Aku, Khanza

Aku, Khanza
Menu Ayam Goreng


...♡♡♡...


Tatapan tajam dari sudut mata Nathan mengubah suasana isi ruangan menjadi terasa seperti saat berada di salju seakan kita memijak salju itu bertelanjang kaki.


Betapa dingin dan bekunya andai kita memijak salju tanpa alas kaki, tentu saja itu yang di rasakan oleh Alsha saat tatapan mata terlontar dari wajah Nathan si balok es. Yeap, lidah Alsha masih saja menjulur terasa kaku tidak bisa dia masukkan kembali dengan mata yang masih menatapnya itu.


"Hei, apa yang kau perbuat? apa kau sedang mengejek aku?"cetus Nathan mulai melangkah untuk dekat dengan Alsha.


Alsha mulai mundur saat Nathan melangkah ke depan mendekatinya.


Sepintas Alsha memiliki ide yang cemerlang agar si balok es tidak merasa bahwa dirinya sedang di ejek.
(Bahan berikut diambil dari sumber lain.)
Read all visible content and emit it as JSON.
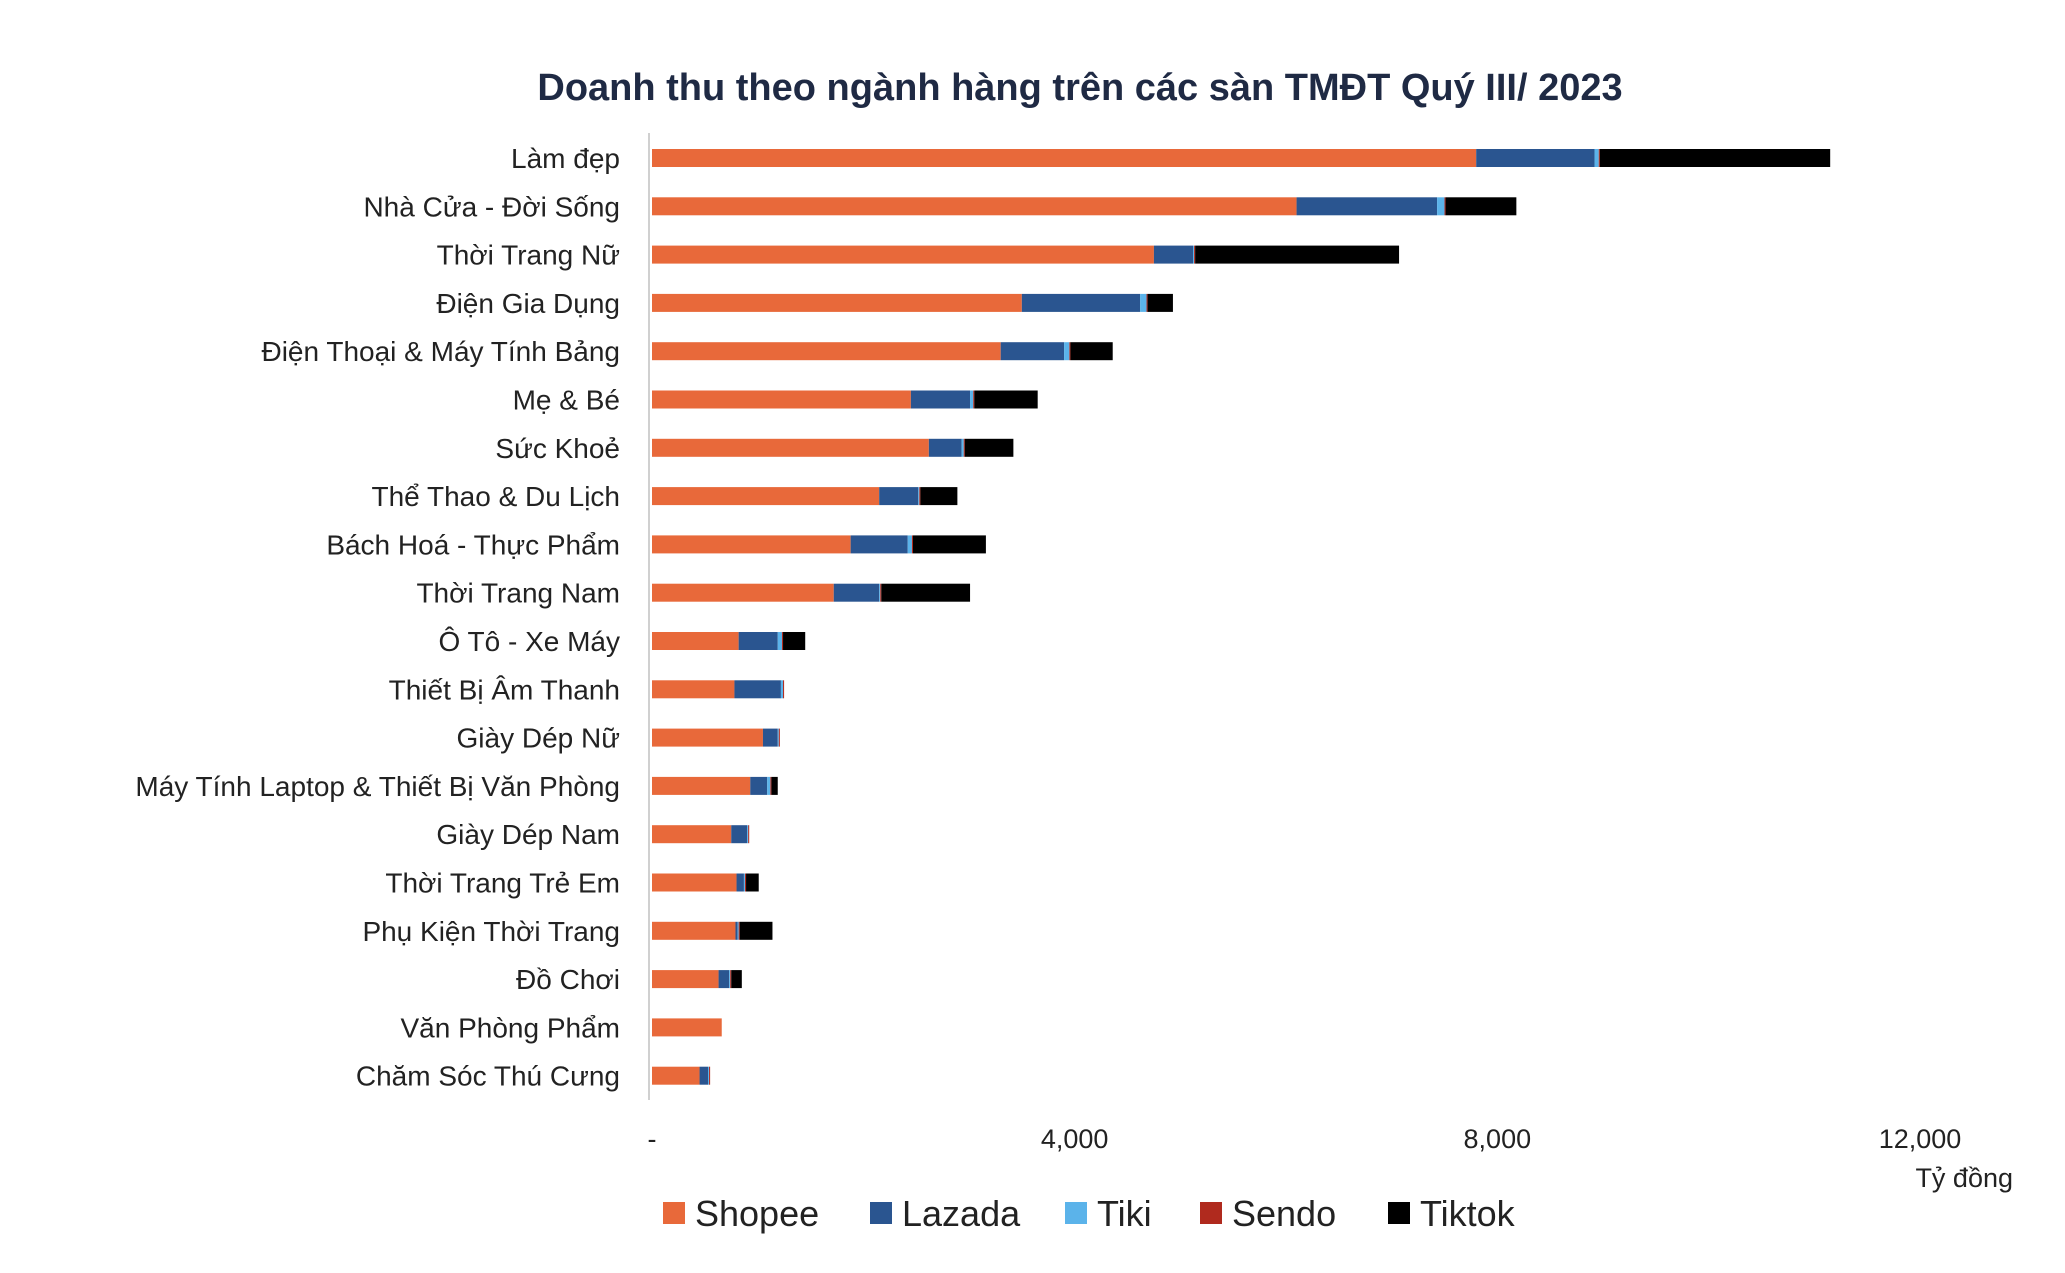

Alsha memutarkan tubuhnya tetapi lidahnya masih terus menjulur, terlihat seperti sedang menari tarian piring dan entah mengapa itu bisa terlintas di otak Alsha, mungkin saja Alsha sudah bingung apa yang harus di perbuatnya lagi.


"Hei, hei apa yang sedang kau lakukan sekarang ini? kau menari dengan lidahmu keluar seperti itu?" petikan jari Nathan terdengar keras bahkan ia membuang nafas kasar melihat tingkah Alsha itu.
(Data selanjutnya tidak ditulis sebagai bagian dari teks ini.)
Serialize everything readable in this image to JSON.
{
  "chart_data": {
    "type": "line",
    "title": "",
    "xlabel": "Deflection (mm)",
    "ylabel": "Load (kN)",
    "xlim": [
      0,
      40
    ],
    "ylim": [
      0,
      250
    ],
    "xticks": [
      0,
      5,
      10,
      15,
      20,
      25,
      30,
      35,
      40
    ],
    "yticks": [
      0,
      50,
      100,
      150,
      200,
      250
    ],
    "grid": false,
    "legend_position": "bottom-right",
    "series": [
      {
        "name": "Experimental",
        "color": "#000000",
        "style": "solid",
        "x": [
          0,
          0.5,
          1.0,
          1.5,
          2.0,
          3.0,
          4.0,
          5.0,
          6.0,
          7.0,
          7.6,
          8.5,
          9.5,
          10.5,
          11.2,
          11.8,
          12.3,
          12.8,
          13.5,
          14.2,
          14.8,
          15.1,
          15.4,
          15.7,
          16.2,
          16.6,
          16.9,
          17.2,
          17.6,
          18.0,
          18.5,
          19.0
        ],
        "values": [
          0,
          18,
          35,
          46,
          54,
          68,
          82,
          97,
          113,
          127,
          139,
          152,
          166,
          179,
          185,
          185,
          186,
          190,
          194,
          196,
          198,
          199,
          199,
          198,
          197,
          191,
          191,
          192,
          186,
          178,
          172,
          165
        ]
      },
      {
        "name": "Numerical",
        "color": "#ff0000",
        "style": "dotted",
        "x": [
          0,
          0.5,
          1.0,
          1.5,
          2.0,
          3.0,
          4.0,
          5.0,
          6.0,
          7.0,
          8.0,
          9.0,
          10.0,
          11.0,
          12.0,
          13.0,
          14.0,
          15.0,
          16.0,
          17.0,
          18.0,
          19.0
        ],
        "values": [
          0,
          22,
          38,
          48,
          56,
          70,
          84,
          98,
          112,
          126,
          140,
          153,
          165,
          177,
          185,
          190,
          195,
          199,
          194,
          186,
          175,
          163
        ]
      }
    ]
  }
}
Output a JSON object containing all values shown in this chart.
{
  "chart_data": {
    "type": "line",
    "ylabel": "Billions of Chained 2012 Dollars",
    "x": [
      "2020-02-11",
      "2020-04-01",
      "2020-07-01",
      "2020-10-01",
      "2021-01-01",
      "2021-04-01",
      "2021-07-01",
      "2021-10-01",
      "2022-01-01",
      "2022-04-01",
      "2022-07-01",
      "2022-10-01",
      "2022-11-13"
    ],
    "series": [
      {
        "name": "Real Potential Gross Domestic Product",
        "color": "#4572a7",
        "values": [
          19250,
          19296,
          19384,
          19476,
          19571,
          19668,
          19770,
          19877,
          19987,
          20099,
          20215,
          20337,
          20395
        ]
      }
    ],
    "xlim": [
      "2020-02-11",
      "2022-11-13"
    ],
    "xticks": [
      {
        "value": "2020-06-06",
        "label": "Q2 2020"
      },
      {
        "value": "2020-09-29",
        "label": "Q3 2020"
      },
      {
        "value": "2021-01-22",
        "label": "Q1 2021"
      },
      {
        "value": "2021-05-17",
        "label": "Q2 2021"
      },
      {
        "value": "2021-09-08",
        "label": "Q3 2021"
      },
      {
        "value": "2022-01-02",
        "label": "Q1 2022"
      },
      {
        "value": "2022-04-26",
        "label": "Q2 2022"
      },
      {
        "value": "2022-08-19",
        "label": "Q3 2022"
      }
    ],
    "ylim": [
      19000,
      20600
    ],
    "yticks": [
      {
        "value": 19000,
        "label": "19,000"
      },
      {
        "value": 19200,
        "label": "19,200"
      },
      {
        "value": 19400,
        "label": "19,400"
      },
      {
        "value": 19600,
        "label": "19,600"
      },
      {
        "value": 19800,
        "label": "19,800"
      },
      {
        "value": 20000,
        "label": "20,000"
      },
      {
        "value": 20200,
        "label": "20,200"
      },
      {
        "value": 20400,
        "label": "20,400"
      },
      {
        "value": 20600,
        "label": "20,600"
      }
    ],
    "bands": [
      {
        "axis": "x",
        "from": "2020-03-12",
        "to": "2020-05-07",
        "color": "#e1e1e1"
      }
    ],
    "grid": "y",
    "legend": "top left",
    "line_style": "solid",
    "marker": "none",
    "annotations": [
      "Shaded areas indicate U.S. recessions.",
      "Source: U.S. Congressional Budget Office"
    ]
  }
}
"Berhentilah! atau kau mau aku lempar dari rumah ini?" sambungnya lagi terasa jengkel melihat tingkah Alsha yang tidak normal baginya.


Akhirnya Alsha berhenti dari tarian piringnya kemudian ia berdiri dengan gugup sekali dan memasukkan kembali lidahnya perlahan.


"Hehehe, ma -maafkan aku! apa kamu tidak tahu? kalau sekolah kita sedang mengadakan tarian daerah?" tanya Alsha mencoba berusaha santai dengan tawanya yang memaksa itu padahal terlihat kikuk sekali.


"Ckk, sudah lah! kau jangan mencari alasan, sejak kapan sekolah kita mengadakan tarian seperti tadi? sungguh tidak normal sekali," celetuk Nathan pula ia kembali meneruskan langkahnya meninggalkan Alsha dengan wajah memerah.


"Eh tunggu, cepat banget sih jalannya," gumam Alsha dengan gerutu mengejar langkah Nathan.


.


.


.



Tepat di sebuah ruangan yang sudah tersusun dengan rapi sekali, ada beberapa buah kursi yang mengelilingi meja kaca bahkan sudah terpenuhi dengan menu makan malam.


Astaga.... 🤣🤣


Telinga Nathan langsung merespon bunyi keroncongan dari perut Alsha yang ada di belakangnya.


Nathan si balok es menahan tawanya supaya tetap terlihat cool dan santai, padahal di dalam batinnya dia sudah sangat kekeh bahkan jingkrak kalau itu bisa ia lakukan.


Alsha yang memegangi perutnya itu melirik Nathan karena dia tidak mau Nathan mendengar bunyi perutnya, tentu saja sudah terdengar jelas oleh si balok es apalagi suara keras begitu siapa yang tidak bisa mendengarnya.


"Hihihi, syukurlah! aku rasa dia tidak mendengarnya sama sekali," gumam Alsha pelan sambil cekikikan membungkam mulutnya sendiri.


Apakah dia fikir aku budeg? tuli? tidak bisa mendengar suara perutnya itu? ya Tuhan, mungkin orang yang tuli pasti akan lebih jelas mendengarnya! batin Nathan memegangi ujung hidungnya sambil bergeleng kepala sepintas melirik Alsha yang masih mengikutinya dari belakang.


"Waaahh..." Terdengar suara riuh Alsha saat melihat menu makanan sudah lengkap di atas meja makan.



"Hei, kau tunggulah di sini aku akan membawa kakek ku kembali," imbuh Nathan bergerak pergi begitu saja.


Alsha tidak menyahut ucapan Nathan itu ia bergerak mengarah pada meja makan yang sedari jauh sudah terlihat Ayam goreng kesukaan adiknya.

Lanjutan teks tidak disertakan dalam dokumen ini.